Thanks in advance!</code>The first equality is valid because the trace of a product of two operators is equal to the product of the traces of the individual operators. This is just a result of the cyclic property of the trace. The second equality is not quite correct. The trace of w^{\alpha_{-n}^i \alpha_n^i} is equal to w^n + w^{2n} + w^{3n} + \dots + w^{mn}, where m is the maximum eigenvalue of the operator. Note that this is not necessarily infinity.

 

[charng]

I would first commend the person for their diligent study and for seeking help when faced with difficulties. I would also suggest that they reach out to their professor or a teaching assistant for further assistance with the material.

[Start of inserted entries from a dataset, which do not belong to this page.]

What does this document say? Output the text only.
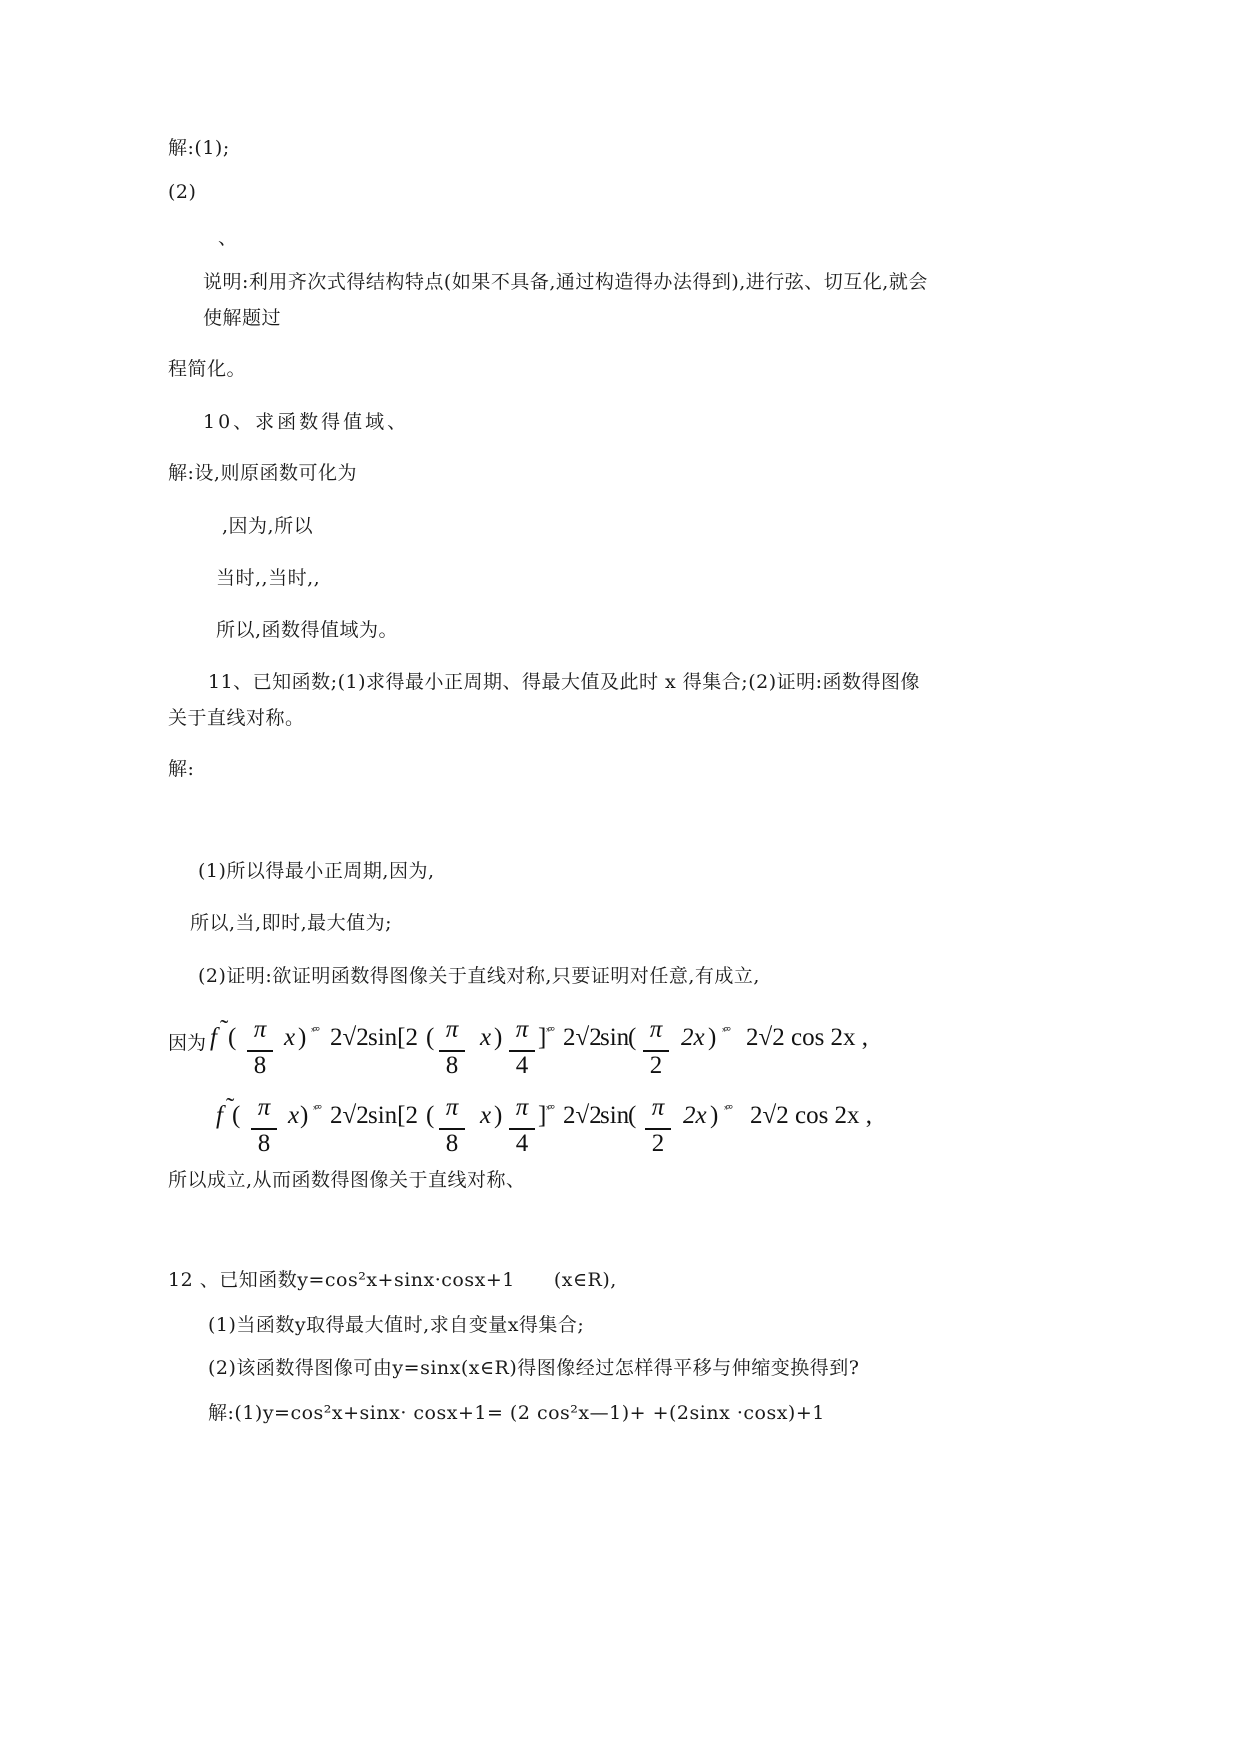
解:(1);
(2)
、
说明:利用齐次式得结构特点(如果不具备,通过构造得办法得到),进行弦、切互化,就会
使解题过
程简化。
10、求函数得值域、
解:设,则原函数可化为
,因为,所以
当时,,当时,,
所以,函数得值域为。
11、已知函数;(1)求得最小正周期、得最大值及此时 x 得集合;(2)证明:函数得图像
关于直线对称。
解:
(1)所以得最小正周期,因为,
所以,当,即时,最大值为;
(2)证明:欲证明函数得图像关于直线对称,只要证明对任意,有成立,
因为 f ˜ ( π
8
x ) ˣ°° 2√2 sin[2 ( π
8
x ) π
4
] ˣ°° 2√2
sin
( π
2
2x ) ˣ°° 2√2 cos 2x ,
f ˜
( π
8
x ) ˣ°° 2√2 sin[2 ( π
8
x ) π
4
] ˣ°° 2√2
sin
( π
2
2x ) ˣ°° 2√2 cos 2x ,
所以成立,从而函数得图像关于直线对称、
12 、已知函数y=cos²x+sinx·cosx+1　　(x∈R),
(1)当函数y取得最大值时,求自变量x得集合;
(2)该函数得图像可由y=sinx(x∈R)得图像经过怎样得平移与伸缩变换得到?
解:(1)y=cos²x+sinx· cosx+1= (2 cos²x—1)+ +(2sinx ·cosx)+1
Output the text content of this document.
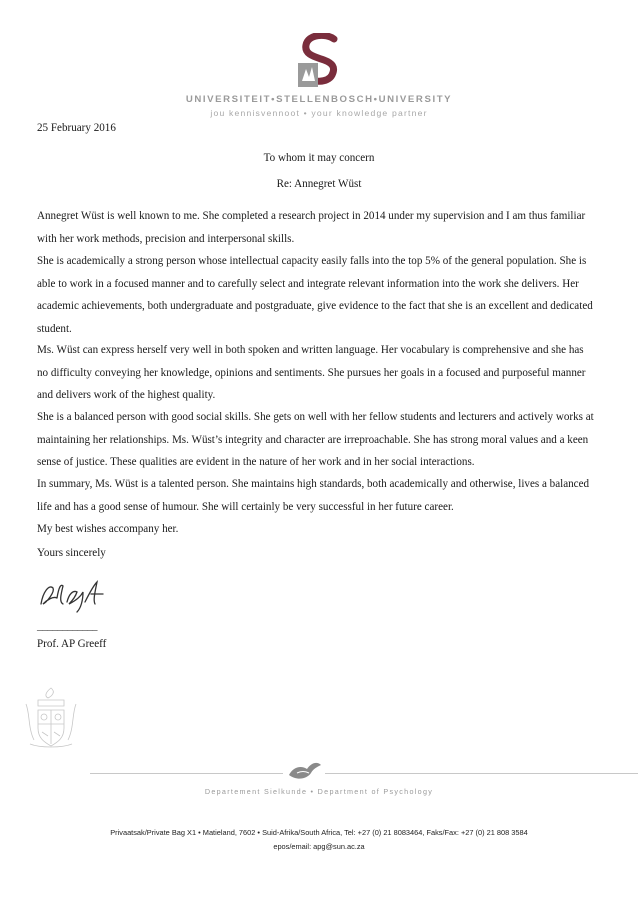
UNIVERSITEIT•STELLENBOSCH•UNIVERSITY
jou kennisvennoot • your knowledge partner
25 February 2016
To whom it may concern
Re: Annegret Wüst

Annegret Wüst is well known to me. She completed a research project in 2014 under my supervision and I am thus familiar with her work methods, precision and interpersonal skills.

She is academically a strong person whose intellectual capacity easily falls into the top 5% of the general population. She is able to work in a focused manner and to carefully select and integrate relevant information into the work she delivers. Her academic achievements, both undergraduate and postgraduate, give evidence to the fact that she is an excellent and dedicated student.

Ms. Wüst can express herself very well in both spoken and written language. Her vocabulary is comprehensive and she has no difficulty conveying her knowledge, opinions and sentiments. She pursues her goals in a focused and purposeful manner and delivers work of the highest quality.

She is a balanced person with good social skills. She gets on well with her fellow students and lecturers and actively works at maintaining her relationships. Ms. Wüst’s integrity and character are irreproachable. She has strong moral values and a keen sense of justice. These qualities are evident in the nature of her work and in her social interactions.

In summary, Ms. Wüst is a talented person. She maintains high standards, both academically and otherwise, lives a balanced life and has a good sense of humour. She will certainly be very successful in her future career.

My best wishes accompany her.

Yours sincerely

____________
Prof. AP Greeff
Departement Sielkunde • Department of Psychology
Privaatsak/Private Bag X1 • Matieland, 7602 • Suid-Afrika/South Africa, Tel: +27 (0) 21 8083464, Faks/Fax: +27 (0) 21 808 3584
epos/email: apg@sun.ac.za
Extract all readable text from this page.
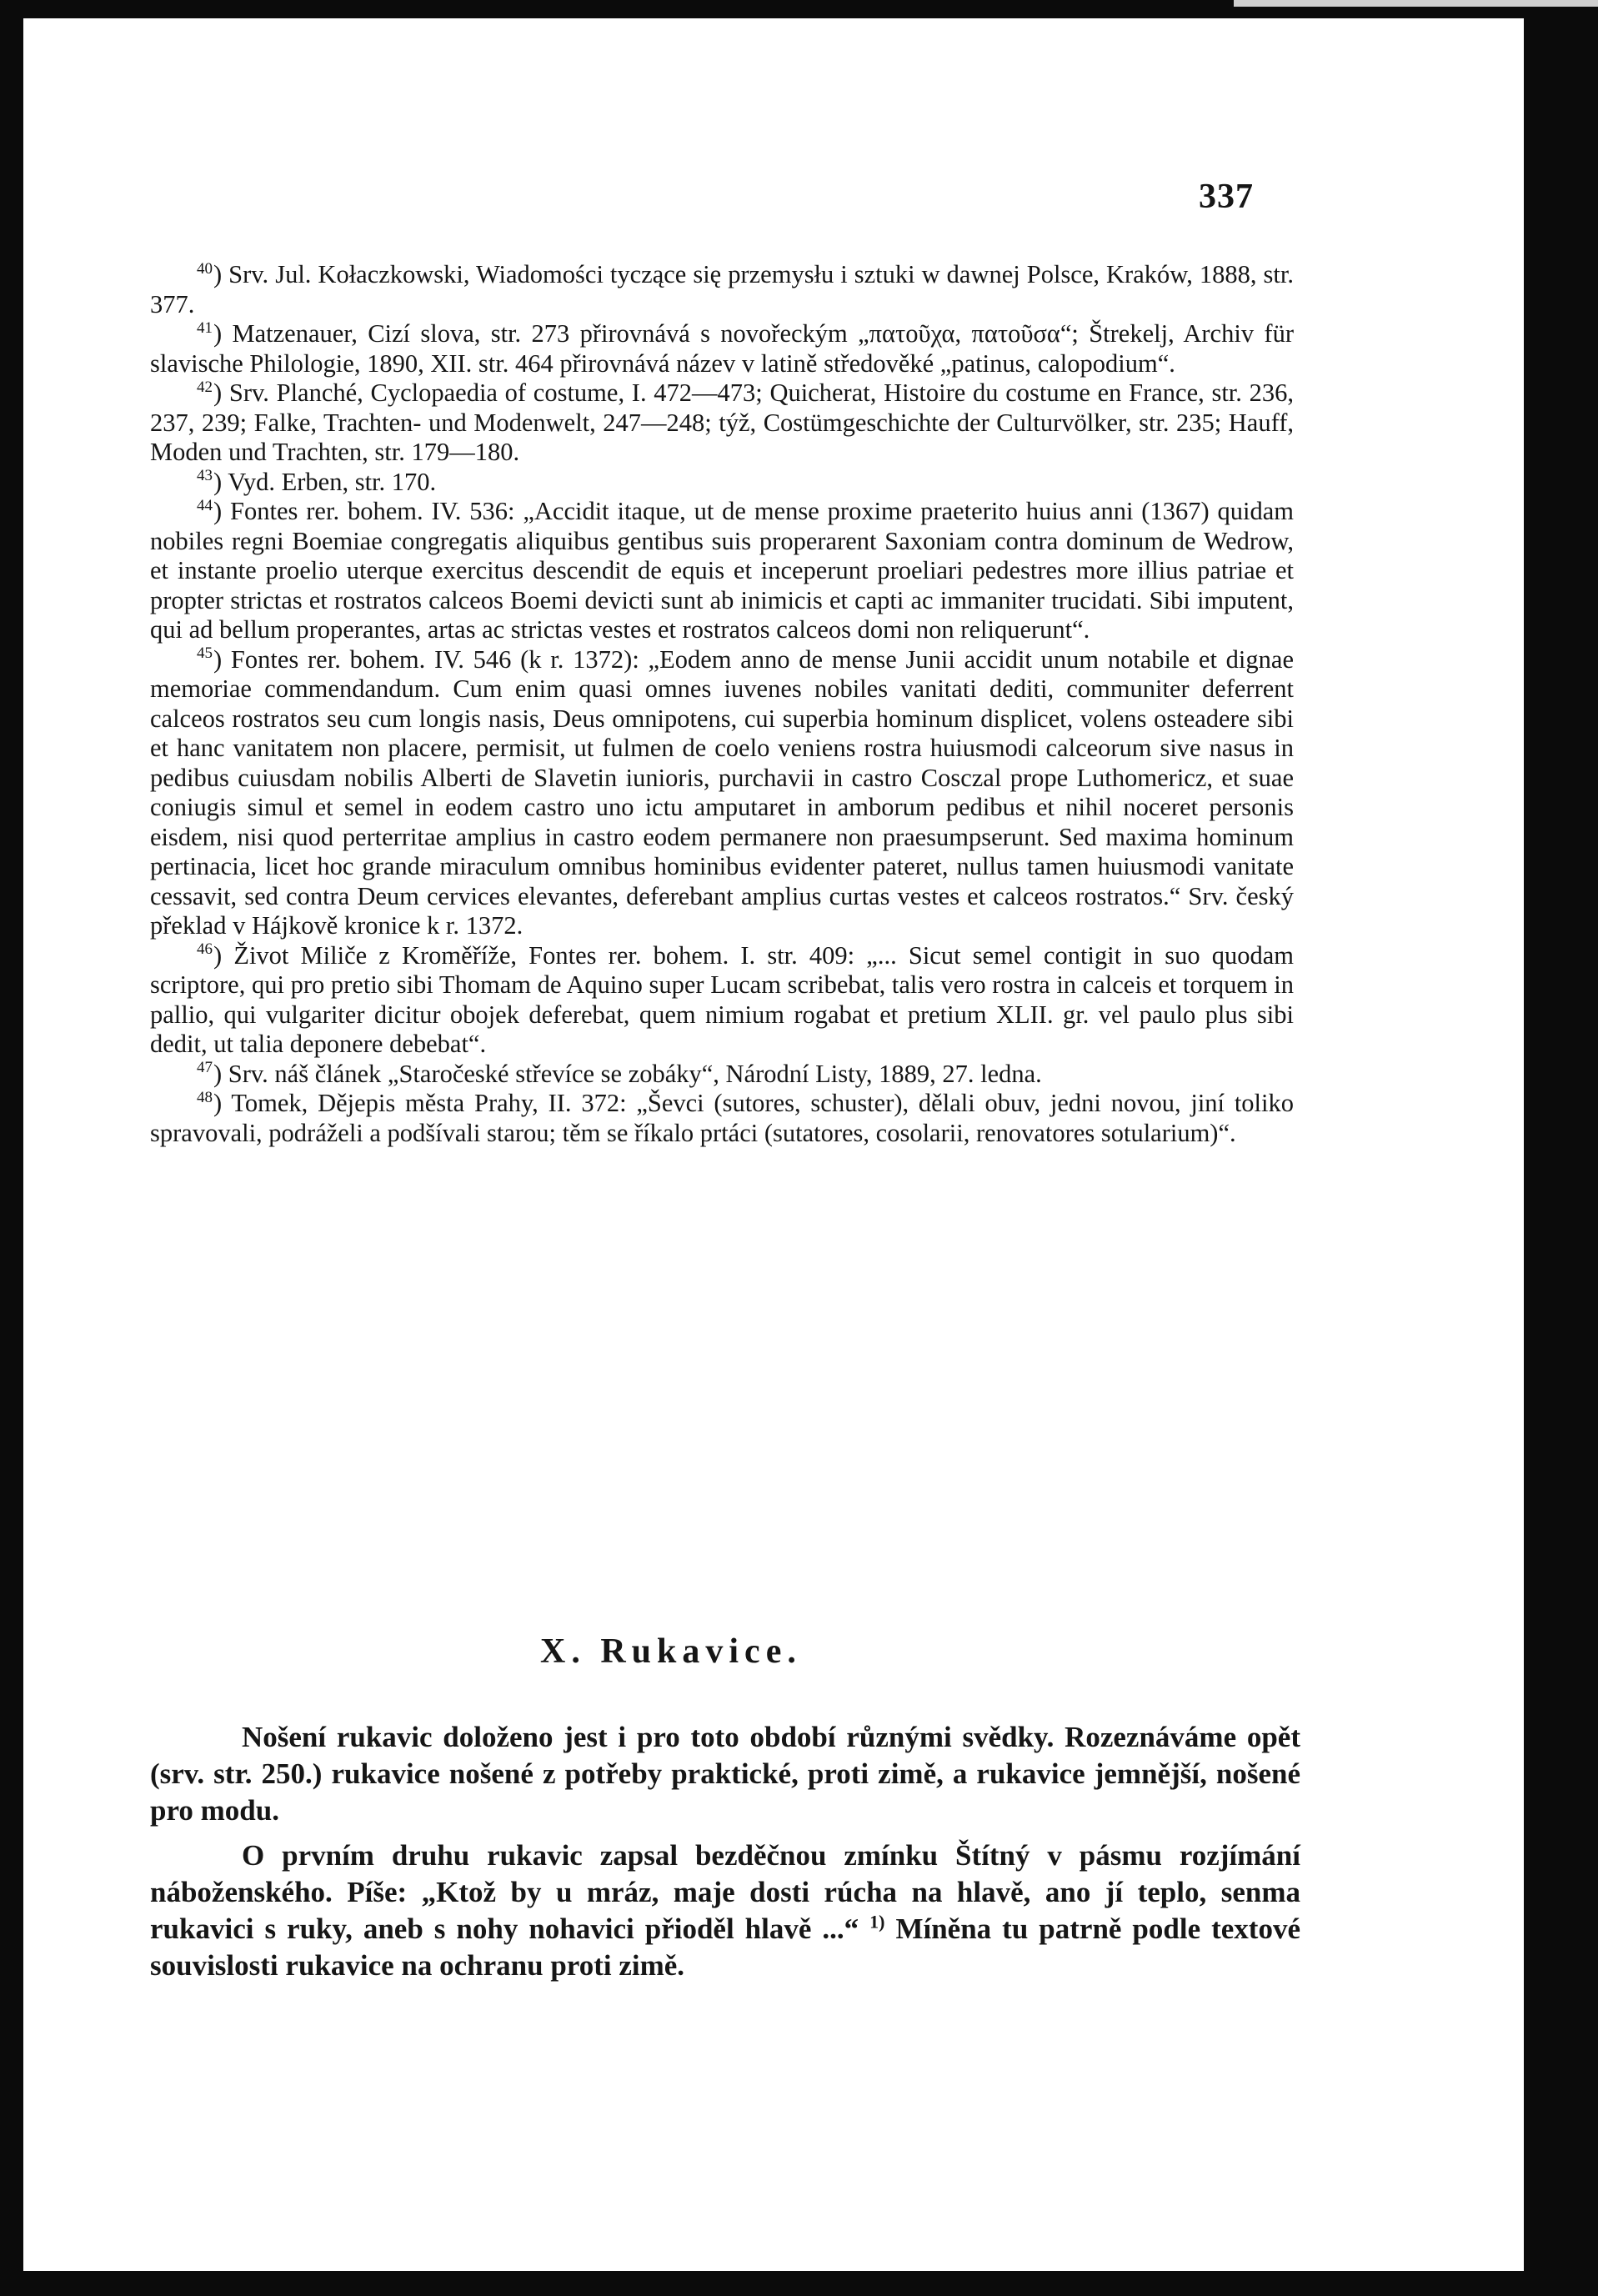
337

$^{40}$) Srv. Jul. Kołaczkowski, Wiadomości tyczące się przemysłu i sztuki w dawnej Polsce, Kraków, 1888, str. 377.

$^{41}$) Matzenauer, Cizí slova, str. 273 přirovnává s novořeckým „πατοῦχα, πατοῦσα“; Štrekelj, Archiv für slavische Philologie, 1890, XII. str. 464 přirovnává název v latině středověké „patinus, calopodium“.

$^{42}$) Srv. Planché, Cyclopaedia of costume, I. 472—473; Quicherat, Histoire du costume en France, str. 236, 237, 239; Falke, Trachten- und Modenwelt, 247—248; týž, Costümgeschichte der Culturvölker, str. 235; Hauff, Moden und Trachten, str. 179—180.

$^{43}$) Vyd. Erben, str. 170.

$^{44}$) Fontes rer. bohem. IV. 536: „Accidit itaque, ut de mense proxime praeterito huius anni (1367) quidam nobiles regni Boemiae congregatis aliquibus gentibus suis properarent Saxoniam contra dominum de Wedrow, et instante proelio uterque exercitus descendit de equis et inceperunt proeliari pedestres more illius patriae et propter strictas et rostratos calceos Boemi devicti sunt ab inimicis et capti ac immaniter trucidati. Sibi imputent, qui ad bellum properantes, artas ac strictas vestes et rostratos calceos domi non reliquerunt“.

$^{45}$) Fontes rer. bohem. IV. 546 (k r. 1372): „Eodem anno de mense Junii accidit unum notabile et dignae memoriae commendandum. Cum enim quasi omnes iuvenes nobiles vanitati dediti, communiter deferrent calceos rostratos seu cum longis nasis, Deus omnipotens, cui superbia hominum displicet, volens osteadere sibi et hanc vanitatem non placere, permisit, ut fulmen de coelo veniens rostra huiusmodi calceorum sive nasus in pedibus cuiusdam nobilis Alberti de Slavetin iunioris, purchavii in castro Cosczal prope Luthomericz, et suae coniugis simul et semel in eodem castro uno ictu amputaret in amborum pedibus et nihil noceret personis eisdem, nisi quod perterritae amplius in castro eodem permanere non praesumpserunt. Sed maxima hominum pertinacia, licet hoc grande miraculum omnibus hominibus evidenter pateret, nullus tamen huiusmodi vanitate cessavit, sed contra Deum cervices elevantes, deferebant amplius curtas vestes et calceos rostratos.“ Srv. český překlad v Hájkově kronice k r. 1372.

$^{46}$) Život Miliče z Kroměříže, Fontes rer. bohem. I. str. 409: „... Sicut semel contigit in suo quodam scriptore, qui pro pretio sibi Thomam de Aquino super Lucam scribebat, talis vero rostra in calceis et torquem in pallio, qui vulgariter dicitur obojek deferebat, quem nimium rogabat et pretium XLII. gr. vel paulo plus sibi dedit, ut talia deponere debebat“.

$^{47}$) Srv. náš článek „Staročeské střevíce se zobáky“, Národní Listy, 1889, 27. ledna.

$^{48}$) Tomek, Dějepis města Prahy, II. 372: „Ševci (sutores, schuster), dělali obuv, jedni novou, jiní toliko spravovali, podráželi a podšívali starou; těm se říkalo prtáci (sutatores, cosolarii, renovatores sotularium)“.

X. Rukavice.

Nošení rukavic doloženo jest i pro toto období různými svědky. Rozeznáváme opět (srv. str. 250.) rukavice nošené z potřeby praktické, proti zimě, a rukavice jemnější, nošené pro modu.

O prvním druhu rukavic zapsal bezděčnou zmínku Štítný v pásmu rozjímání náboženského. Píše: „Ktož by u mráz, maje dosti rúcha na hlavě, ano jí teplo, senma rukavici s ruky, aneb s nohy nohavici přioděl hlavě ...“ $^{1)}$ Míněna tu patrně podle textové souvislosti rukavice na ochranu proti zimě.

In terms of the specific questions raised, the first equality can be justified by using the fact that the trace of a product of operators is equal to the product of the traces, as long as the operators all commute with each other. In this case, the operators in the product all commute, so we can pull them out of the trace.

For the second equality, it is important to note that the trace of an operator is defined as the sum of its eigenvalues. In the case of w^{\alpha_{-n}^i\alpha_n^i}, the eigenvalues are all equal to 1 (since w is a complex number raised to a power). Therefore, the trace is just the sum of infinitely many 1's, which is equal to infinity. This is why we can write it as (1-w^n)^{-24}.

I hope this helps clarify the reasoning behind the equations and addresses any confusion. It is always important to thoroughly understand the material in textbooks, so do not hesitate to seek help and clarification when needed.